In: Computer Science
Your firm maintains a citation index of biomedical journal articles used by a variety of medical research institutes and pharmaceutical firms. Each article is identified by a unique "DOI number"; in addition to this number, you want the database to store each article's title, abstract, date of publication, journal volume number, journal issue number, and journal pages. Each article is authored by one or more researchers. For each researcher, your database should store a family name, given name, date of birth, and current employer. The database should remember which researchers authored each article, and the order they appear in the article writing credits.
Each article appears in a single journal, and each journal is identified by a unique "ISSN" number. The database should be able to identify which journal each article appeared in.
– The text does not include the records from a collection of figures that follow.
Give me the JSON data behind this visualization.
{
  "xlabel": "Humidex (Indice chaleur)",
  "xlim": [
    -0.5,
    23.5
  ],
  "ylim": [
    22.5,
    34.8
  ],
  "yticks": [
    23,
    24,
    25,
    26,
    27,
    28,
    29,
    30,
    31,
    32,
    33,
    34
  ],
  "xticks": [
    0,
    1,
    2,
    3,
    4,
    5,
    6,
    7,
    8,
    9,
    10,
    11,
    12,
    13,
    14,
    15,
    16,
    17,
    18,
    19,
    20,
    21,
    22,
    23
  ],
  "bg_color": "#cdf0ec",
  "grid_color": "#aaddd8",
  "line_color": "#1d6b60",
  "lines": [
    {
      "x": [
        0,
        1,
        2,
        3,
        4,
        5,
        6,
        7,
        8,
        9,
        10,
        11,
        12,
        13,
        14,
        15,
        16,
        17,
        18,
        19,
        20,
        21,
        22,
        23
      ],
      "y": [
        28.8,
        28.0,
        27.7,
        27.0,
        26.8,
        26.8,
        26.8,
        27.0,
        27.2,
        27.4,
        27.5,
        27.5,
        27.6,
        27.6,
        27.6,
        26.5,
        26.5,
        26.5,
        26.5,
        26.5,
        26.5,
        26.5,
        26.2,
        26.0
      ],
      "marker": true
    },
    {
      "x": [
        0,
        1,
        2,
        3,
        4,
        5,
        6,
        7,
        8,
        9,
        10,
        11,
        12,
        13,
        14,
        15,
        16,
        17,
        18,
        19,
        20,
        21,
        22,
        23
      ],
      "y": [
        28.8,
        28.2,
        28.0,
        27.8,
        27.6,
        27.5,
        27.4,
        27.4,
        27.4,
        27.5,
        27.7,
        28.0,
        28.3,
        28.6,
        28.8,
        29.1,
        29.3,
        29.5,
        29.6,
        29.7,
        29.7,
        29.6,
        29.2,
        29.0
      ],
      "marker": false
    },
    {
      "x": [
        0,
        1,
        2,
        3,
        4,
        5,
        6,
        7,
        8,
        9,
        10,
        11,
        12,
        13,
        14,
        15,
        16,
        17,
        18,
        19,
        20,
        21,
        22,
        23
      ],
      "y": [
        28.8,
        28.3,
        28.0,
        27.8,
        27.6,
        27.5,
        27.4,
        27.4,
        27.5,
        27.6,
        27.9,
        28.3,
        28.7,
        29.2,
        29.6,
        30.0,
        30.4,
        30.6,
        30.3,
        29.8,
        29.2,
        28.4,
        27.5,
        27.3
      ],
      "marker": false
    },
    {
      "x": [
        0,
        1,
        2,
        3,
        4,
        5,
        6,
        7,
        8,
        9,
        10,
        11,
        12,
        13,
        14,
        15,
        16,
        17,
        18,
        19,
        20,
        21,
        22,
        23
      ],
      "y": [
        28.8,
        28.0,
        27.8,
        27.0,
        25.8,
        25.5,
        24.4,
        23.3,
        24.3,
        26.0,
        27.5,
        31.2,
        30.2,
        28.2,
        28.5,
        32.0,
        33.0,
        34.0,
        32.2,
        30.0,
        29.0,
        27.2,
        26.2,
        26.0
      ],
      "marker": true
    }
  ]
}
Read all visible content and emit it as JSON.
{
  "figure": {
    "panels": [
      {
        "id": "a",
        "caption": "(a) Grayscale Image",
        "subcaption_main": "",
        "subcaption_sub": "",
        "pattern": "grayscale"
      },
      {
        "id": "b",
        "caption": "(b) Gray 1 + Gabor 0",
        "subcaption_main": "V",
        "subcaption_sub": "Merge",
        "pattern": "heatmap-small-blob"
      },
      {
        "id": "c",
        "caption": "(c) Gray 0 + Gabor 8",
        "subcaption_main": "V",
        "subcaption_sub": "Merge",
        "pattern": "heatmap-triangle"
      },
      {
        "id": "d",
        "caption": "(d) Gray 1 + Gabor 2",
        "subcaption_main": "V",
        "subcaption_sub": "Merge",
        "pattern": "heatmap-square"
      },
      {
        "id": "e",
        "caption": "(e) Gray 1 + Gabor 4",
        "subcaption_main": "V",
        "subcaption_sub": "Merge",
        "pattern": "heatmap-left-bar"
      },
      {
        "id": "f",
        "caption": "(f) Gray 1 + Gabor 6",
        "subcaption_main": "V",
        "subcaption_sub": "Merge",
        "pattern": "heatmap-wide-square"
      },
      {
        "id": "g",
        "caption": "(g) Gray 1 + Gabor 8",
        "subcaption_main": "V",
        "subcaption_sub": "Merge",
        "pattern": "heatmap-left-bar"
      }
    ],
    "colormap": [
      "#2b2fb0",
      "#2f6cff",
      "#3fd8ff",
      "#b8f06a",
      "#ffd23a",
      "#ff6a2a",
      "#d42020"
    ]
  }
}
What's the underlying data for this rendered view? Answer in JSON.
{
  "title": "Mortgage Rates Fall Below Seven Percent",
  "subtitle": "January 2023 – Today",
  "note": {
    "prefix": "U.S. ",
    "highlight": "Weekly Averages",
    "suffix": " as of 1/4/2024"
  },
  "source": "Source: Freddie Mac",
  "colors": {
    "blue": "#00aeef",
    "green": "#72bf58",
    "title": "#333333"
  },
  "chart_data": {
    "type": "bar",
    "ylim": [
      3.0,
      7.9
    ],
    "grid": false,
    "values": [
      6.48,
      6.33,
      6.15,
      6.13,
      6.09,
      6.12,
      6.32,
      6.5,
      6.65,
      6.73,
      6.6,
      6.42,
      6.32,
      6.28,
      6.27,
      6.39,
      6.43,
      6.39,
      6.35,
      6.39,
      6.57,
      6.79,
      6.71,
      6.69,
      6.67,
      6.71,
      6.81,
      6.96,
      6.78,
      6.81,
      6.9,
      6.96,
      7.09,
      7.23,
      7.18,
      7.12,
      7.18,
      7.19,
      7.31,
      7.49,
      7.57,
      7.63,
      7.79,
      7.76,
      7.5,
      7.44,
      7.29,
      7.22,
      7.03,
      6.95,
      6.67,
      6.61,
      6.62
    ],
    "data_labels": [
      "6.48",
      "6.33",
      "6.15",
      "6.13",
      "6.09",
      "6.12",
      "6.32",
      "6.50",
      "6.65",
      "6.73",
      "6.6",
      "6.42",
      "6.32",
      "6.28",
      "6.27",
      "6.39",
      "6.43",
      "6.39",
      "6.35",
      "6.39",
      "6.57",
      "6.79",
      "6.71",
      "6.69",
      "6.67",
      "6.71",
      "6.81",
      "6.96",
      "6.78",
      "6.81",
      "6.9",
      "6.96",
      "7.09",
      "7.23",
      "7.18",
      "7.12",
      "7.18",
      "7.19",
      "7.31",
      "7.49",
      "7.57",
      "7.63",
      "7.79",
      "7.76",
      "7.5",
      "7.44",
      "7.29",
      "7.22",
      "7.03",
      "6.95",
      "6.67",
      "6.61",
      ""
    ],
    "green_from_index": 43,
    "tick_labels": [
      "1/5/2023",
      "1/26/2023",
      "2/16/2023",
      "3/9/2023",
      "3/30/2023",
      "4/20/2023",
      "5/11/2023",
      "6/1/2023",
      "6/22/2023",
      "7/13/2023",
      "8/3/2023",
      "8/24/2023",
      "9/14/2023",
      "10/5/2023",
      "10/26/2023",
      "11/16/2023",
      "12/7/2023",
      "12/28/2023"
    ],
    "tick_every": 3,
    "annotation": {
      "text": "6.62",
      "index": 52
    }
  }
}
Furthermore, for each journal, the database should remember its name and the name of the organization that publishes it. Sometimes journals change names, and one journal "continues' another journal. For example, the ORSA Journal on Biomedical Computation might become the INFORMS Journal on Biomedical Computation when its publishing organization merges with another organization. The name change makes it a different journal but the database should be able to remember which journal (if any) "continues" any given journal.
Finally, articles usually contain multiple citations to other articles. For example, an article about clinical treatment of a particular disease might contain citations to dozens of prior research articles about that disease. This information can be very useful to researcher, so the database should be able to store the full pattern of citations between articles. Note that an article not only usually cites many other articles but may also be cited by many other articles.
Diagram:
The
above diagram is completely based upon the requirements mentioned
in the case study. In the diagram the entities are defined along
with their primary key and foreign keys which interlink to other
entity. Also, the relationships are defined along with different
cardinalities.
The tables along with the required keys is as follows:
(I) Article (DOI Number, Title, Abstract, DateOfPublication, ISSNNumber)
Primary key: DOI Number
Foreign Key: ISSN Number (Journal)
(ii) Journal (ISSNNumber, Name, Organization, Pages, VolumeNumber)
Primary key: ISSN Number
Foreign key: None
(iii) Researcher (ResearcherID, FamilyName, GivenName, DateOfBirth, CurrentEmployee)
Primary Key: ResearchID
Foreign key: None
(iv) Citation (CitationID, CitationName, ISSNNumber, DOI Number, Date)
Primary key: CItationID
Forieign key: ISSN Number(Journal), DOI Number(Article)
a. As a particular journal may contain several articles in it, the relationship between the entity article and journal is many to one. But a particular article must belong to at least one journal where the cardinality of the relationship is mandatory one.
b. Each article is authored by one or more researcher where the primary key of the researcher entity is researchID and all the other attributes are provided as mentioned in the case study.
c. A particular journal can be renamed as another journal and it becomes a separate one but also the details of the previous one should be tracked. To represent this the relationship rename is used which surrounds with the entity journal.
d. Citation holds a primary key named citationID and some foreign keys which relates them to other entities. The cardinality between the entities article and citation is one to many.